I live in the UK, where the government has, on the advice of scientists, steered clear of the strictest measures of social distancing (though that may soon change). I have no idea if my symptomatic friend actually has COVID-19. Even if he does, I have no idea if I have the virus — at the moment I present no symptoms whatsoever. And even if I have it, I have no idea if I infected anybody else.

As I now commence isolation, I’m left to think about every single person I’ve interacted with in some way in the past several days, and who they’ve interacted with, and who they’ve interacted with, and who they've interacted with. How many of them are diligently washing their hands, or avoiding large gatherings, or staying away from crowded public areas such as airports? I’m reaching out to those I can think of, but how many will respond with appropriate caution? How many of them have compromised immune systems? What about their loved ones?
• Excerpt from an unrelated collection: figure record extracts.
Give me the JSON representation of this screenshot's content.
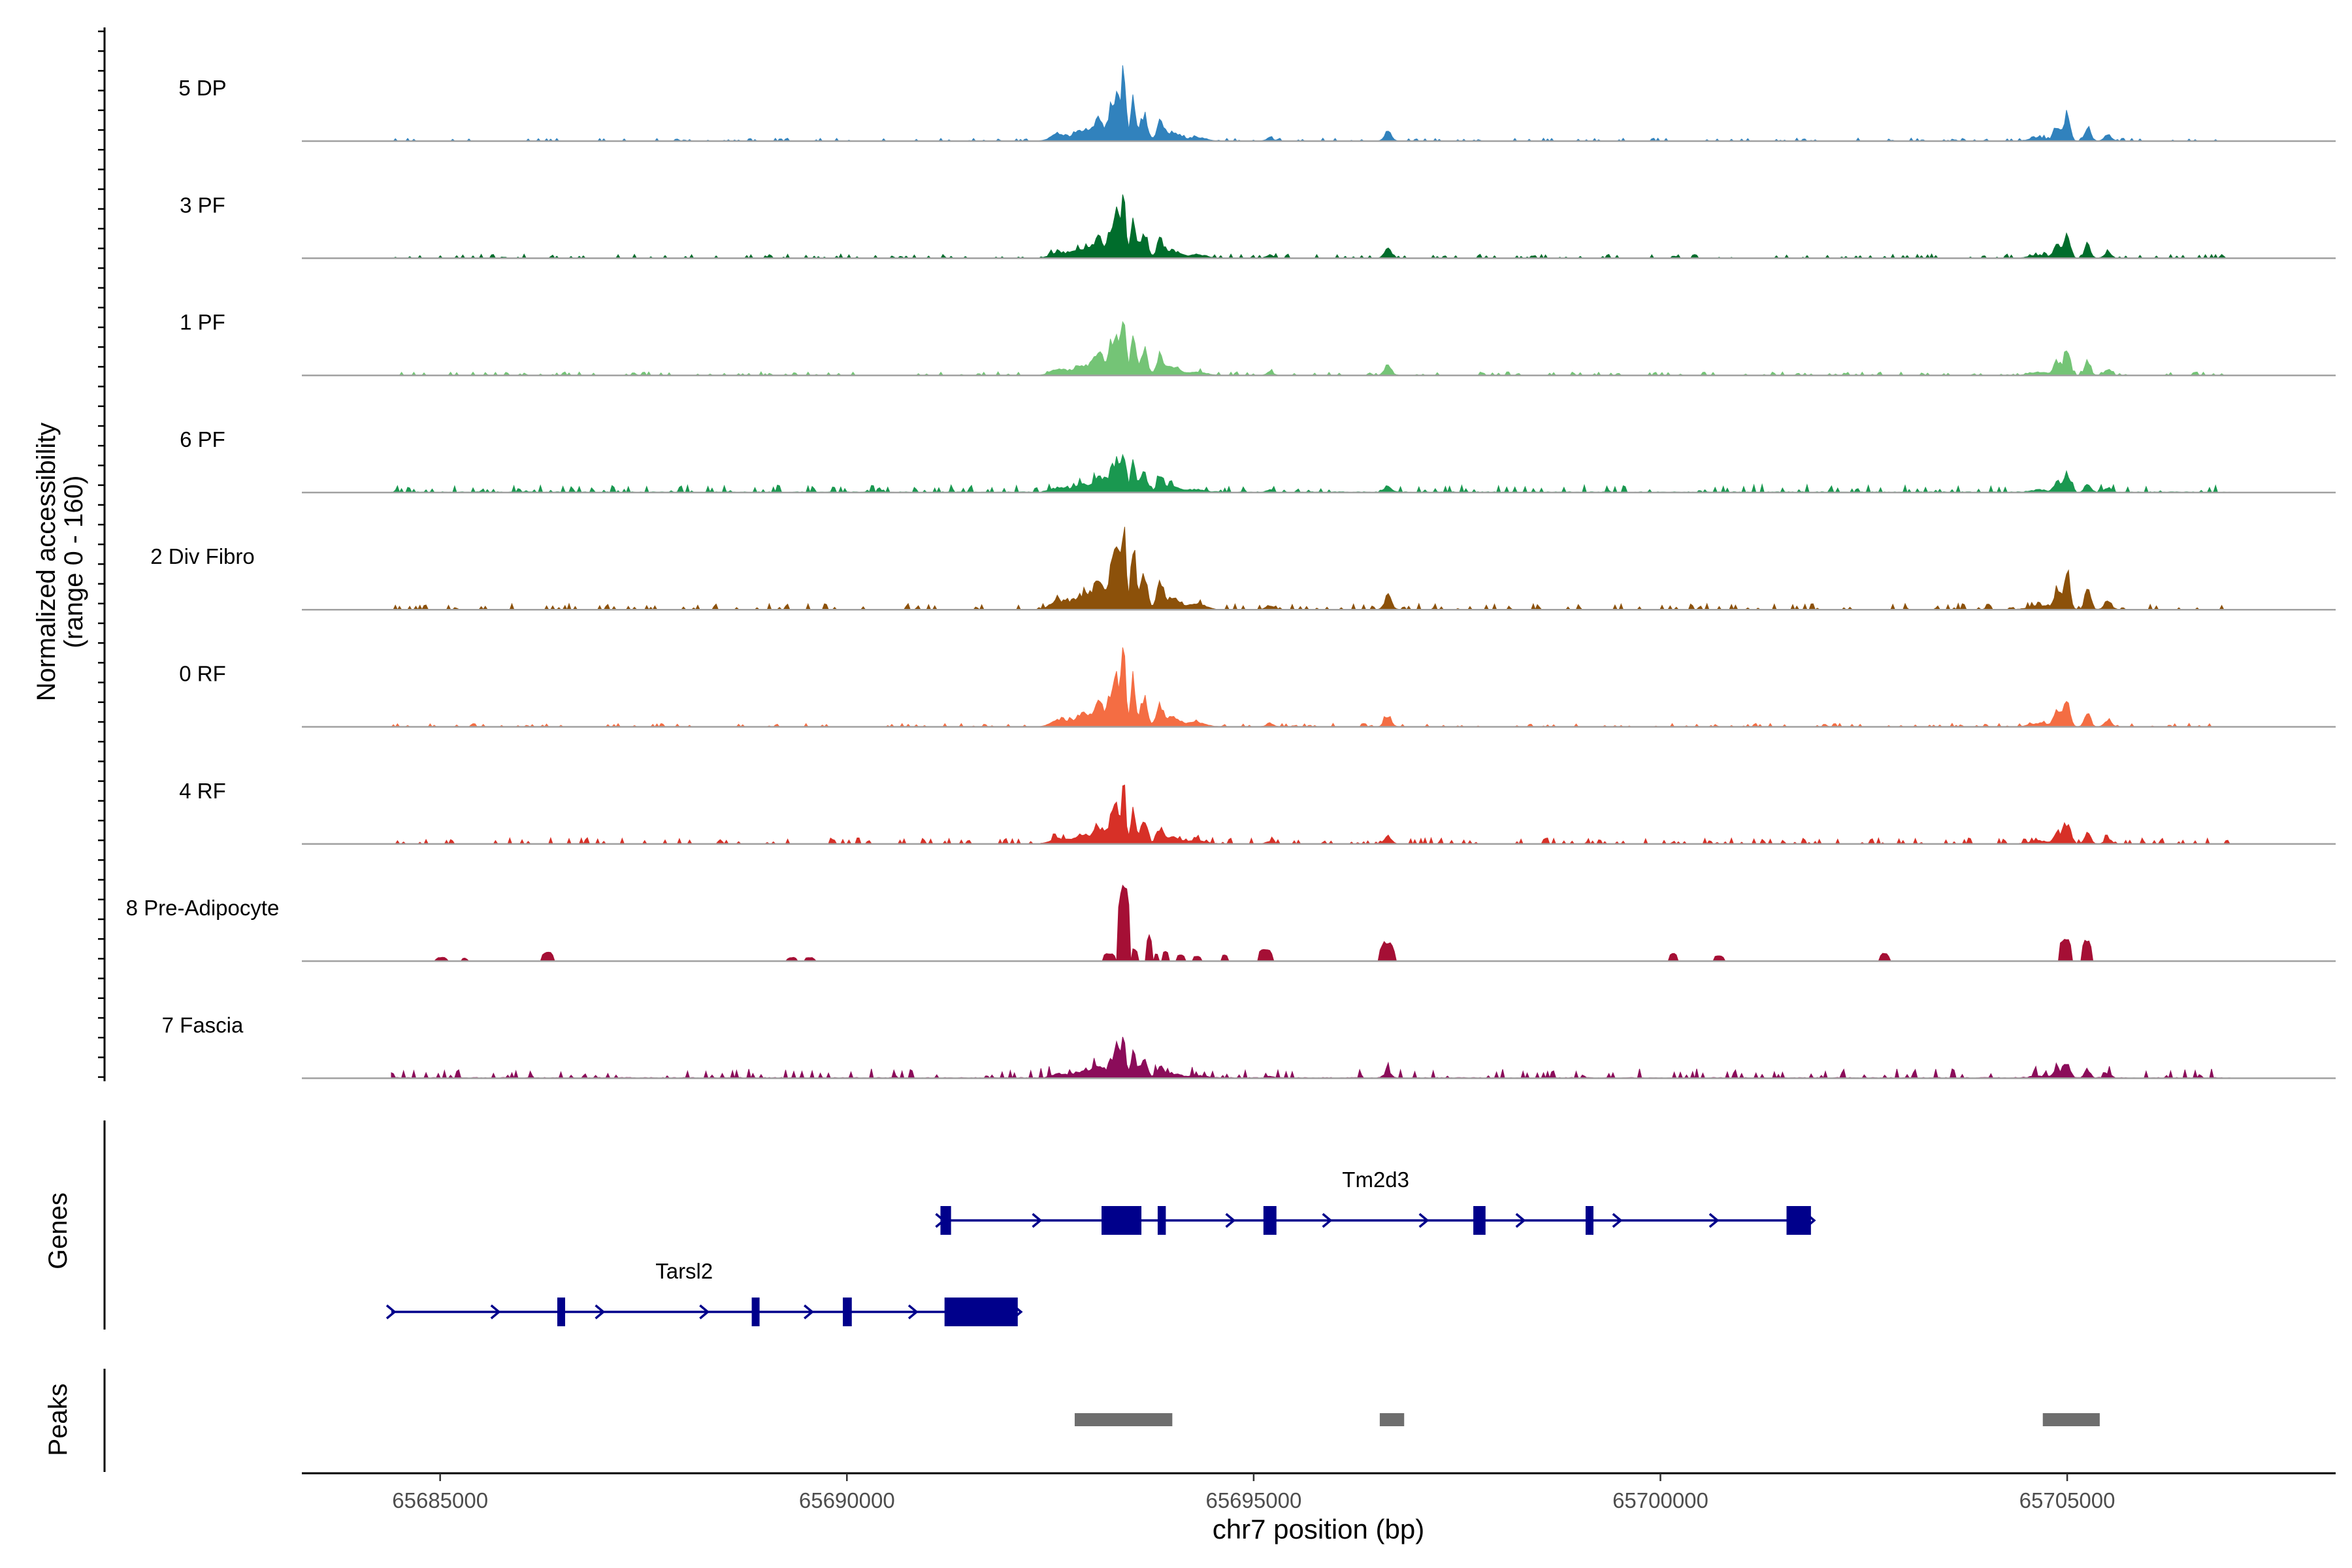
{
  "chart_data": {
    "type": "area",
    "xlabel": "chr7 position (bp)",
    "ylabel_line1": "Normalized accessibility",
    "ylabel_line2": "(range 0 - 160)",
    "y_range": [
      0,
      160
    ],
    "x_range": [
      65683300,
      65708300
    ],
    "x_data_extent": [
      65684400,
      65707000
    ],
    "x_ticks": [
      65685000,
      65690000,
      65695000,
      65700000,
      65705000
    ],
    "x_tick_labels": [
      "65685000",
      "65690000",
      "65695000",
      "65700000",
      "65705000"
    ],
    "tracks": [
      {
        "name": "5 DP",
        "color": "#3182bd",
        "scale": 1.0,
        "baseline": 0.3,
        "noise": 0.9
      },
      {
        "name": "3 PF",
        "color": "#006d2c",
        "scale": 0.95,
        "baseline": 0.5,
        "noise": 1.2
      },
      {
        "name": "1 PF",
        "color": "#74c476",
        "scale": 0.97,
        "baseline": 0.6,
        "noise": 1.0
      },
      {
        "name": "6 PF",
        "color": "#1a9850",
        "scale": 0.7,
        "baseline": 1.3,
        "noise": 2.2
      },
      {
        "name": "2 Div Fibro",
        "color": "#8c510a",
        "scale": 1.35,
        "baseline": 0.7,
        "noise": 1.8
      },
      {
        "name": "0 RF",
        "color": "#f46d43",
        "scale": 1.1,
        "baseline": 0.4,
        "noise": 1.0
      },
      {
        "name": "4 RF",
        "color": "#d73027",
        "scale": 0.82,
        "baseline": 0.7,
        "noise": 1.8
      },
      {
        "name": "8 Pre-Adipocyte",
        "color": "#a50f35",
        "scale": 1.25,
        "baseline": 0.0,
        "noise": 0.0
      },
      {
        "name": "7 Fascia",
        "color": "#8b0c5a",
        "scale": 0.6,
        "baseline": 1.3,
        "noise": 2.8
      }
    ],
    "common_peaks": [
      {
        "pos": 65693400,
        "height": 100,
        "width": 40
      },
      {
        "pos": 65693320,
        "height": 60,
        "width": 40
      },
      {
        "pos": 65693520,
        "height": 70,
        "width": 40
      },
      {
        "pos": 65693250,
        "height": 48,
        "width": 50
      },
      {
        "pos": 65693650,
        "height": 40,
        "width": 60
      },
      {
        "pos": 65693100,
        "height": 30,
        "width": 90
      },
      {
        "pos": 65693850,
        "height": 27,
        "width": 60
      },
      {
        "pos": 65692900,
        "height": 16,
        "width": 150
      },
      {
        "pos": 65694000,
        "height": 12,
        "width": 120
      },
      {
        "pos": 65692600,
        "height": 10,
        "width": 130
      },
      {
        "pos": 65694300,
        "height": 6,
        "width": 150
      },
      {
        "pos": 65696650,
        "height": 15,
        "width": 60
      },
      {
        "pos": 65705000,
        "height": 40,
        "width": 50
      },
      {
        "pos": 65704880,
        "height": 22,
        "width": 60
      },
      {
        "pos": 65705250,
        "height": 22,
        "width": 50
      },
      {
        "pos": 65705500,
        "height": 10,
        "width": 60
      },
      {
        "pos": 65704650,
        "height": 5,
        "width": 150
      },
      {
        "pos": 65695200,
        "height": 5,
        "width": 60
      }
    ],
    "adipocyte_peaks": [
      {
        "start": 65684950,
        "end": 65685080,
        "height": 6
      },
      {
        "start": 65685270,
        "end": 65685330,
        "height": 5
      },
      {
        "start": 65686250,
        "end": 65686390,
        "height": 14
      },
      {
        "start": 65689270,
        "end": 65689380,
        "height": 6
      },
      {
        "start": 65689480,
        "end": 65689600,
        "height": 6
      },
      {
        "start": 65693150,
        "end": 65693300,
        "height": 12
      },
      {
        "start": 65693330,
        "end": 65693480,
        "height": 120
      },
      {
        "start": 65693500,
        "end": 65693570,
        "height": 20
      },
      {
        "start": 65693680,
        "end": 65693750,
        "height": 40
      },
      {
        "start": 65693780,
        "end": 65693840,
        "height": 12
      },
      {
        "start": 65693880,
        "end": 65693950,
        "height": 16
      },
      {
        "start": 65694050,
        "end": 65694150,
        "height": 10
      },
      {
        "start": 65694250,
        "end": 65694350,
        "height": 8
      },
      {
        "start": 65694600,
        "end": 65694680,
        "height": 10
      },
      {
        "start": 65695050,
        "end": 65695230,
        "height": 18
      },
      {
        "start": 65696550,
        "end": 65696730,
        "height": 30
      },
      {
        "start": 65700100,
        "end": 65700210,
        "height": 12
      },
      {
        "start": 65700650,
        "end": 65700780,
        "height": 9
      },
      {
        "start": 65702700,
        "end": 65702810,
        "height": 12
      },
      {
        "start": 65704900,
        "end": 65705050,
        "height": 35
      },
      {
        "start": 65705180,
        "end": 65705300,
        "height": 32
      }
    ],
    "genes_label": "Genes",
    "genes": [
      {
        "name": "Tm2d3",
        "strand": "+",
        "row": 0,
        "start": 65691150,
        "end": 65701850,
        "exons": [
          [
            65691150,
            65691280
          ],
          [
            65693130,
            65693620
          ],
          [
            65693820,
            65693920
          ],
          [
            65695120,
            65695280
          ],
          [
            65697700,
            65697850
          ],
          [
            65699080,
            65699150
          ],
          [
            65701550,
            65701850
          ]
        ]
      },
      {
        "name": "Tarsl2",
        "strand": "+",
        "row": 1,
        "start": 65684400,
        "end": 65692100,
        "exons": [
          [
            65686440,
            65686520
          ],
          [
            65688830,
            65688880
          ],
          [
            65689950,
            65690060
          ],
          [
            65691200,
            65692100
          ]
        ]
      }
    ],
    "peaks_label": "Peaks",
    "peak_regions": [
      {
        "start": 65692800,
        "end": 65694000
      },
      {
        "start": 65696550,
        "end": 65696850
      },
      {
        "start": 65704700,
        "end": 65705400
      }
    ]
  }
}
And I now realize that a very large number of people — in China, in Italy, in Boston, in Seattle, in anywhere — are probably pondering versions of this very thing, or probably will soon. (If you have an interesting story to tell about it, I am at alex.campbell@buzzfeed.com. I’d love to hear from you.)

Others have written eloquently of the importance of social distancing. But the scale and scope of this is something every single one of us is having to grapple with. Things that felt like a dumb overreaction a week ago — “Canceling vacation? Really?” — now feel hilariously quaint. Or if they don’t, they will soon.

If you still can’t quite believe that you need to take these measures, or that people’s lives may hang in the balance, or if you still think that it will be okay because the numbers where you live aren’t so bad yet, I am not here to scold you.

But if you do go out, and you do risk infecting somebody else, you may feel the guilt — and the fear — that I’m struggling with right now. Trust me, it’s not worth it.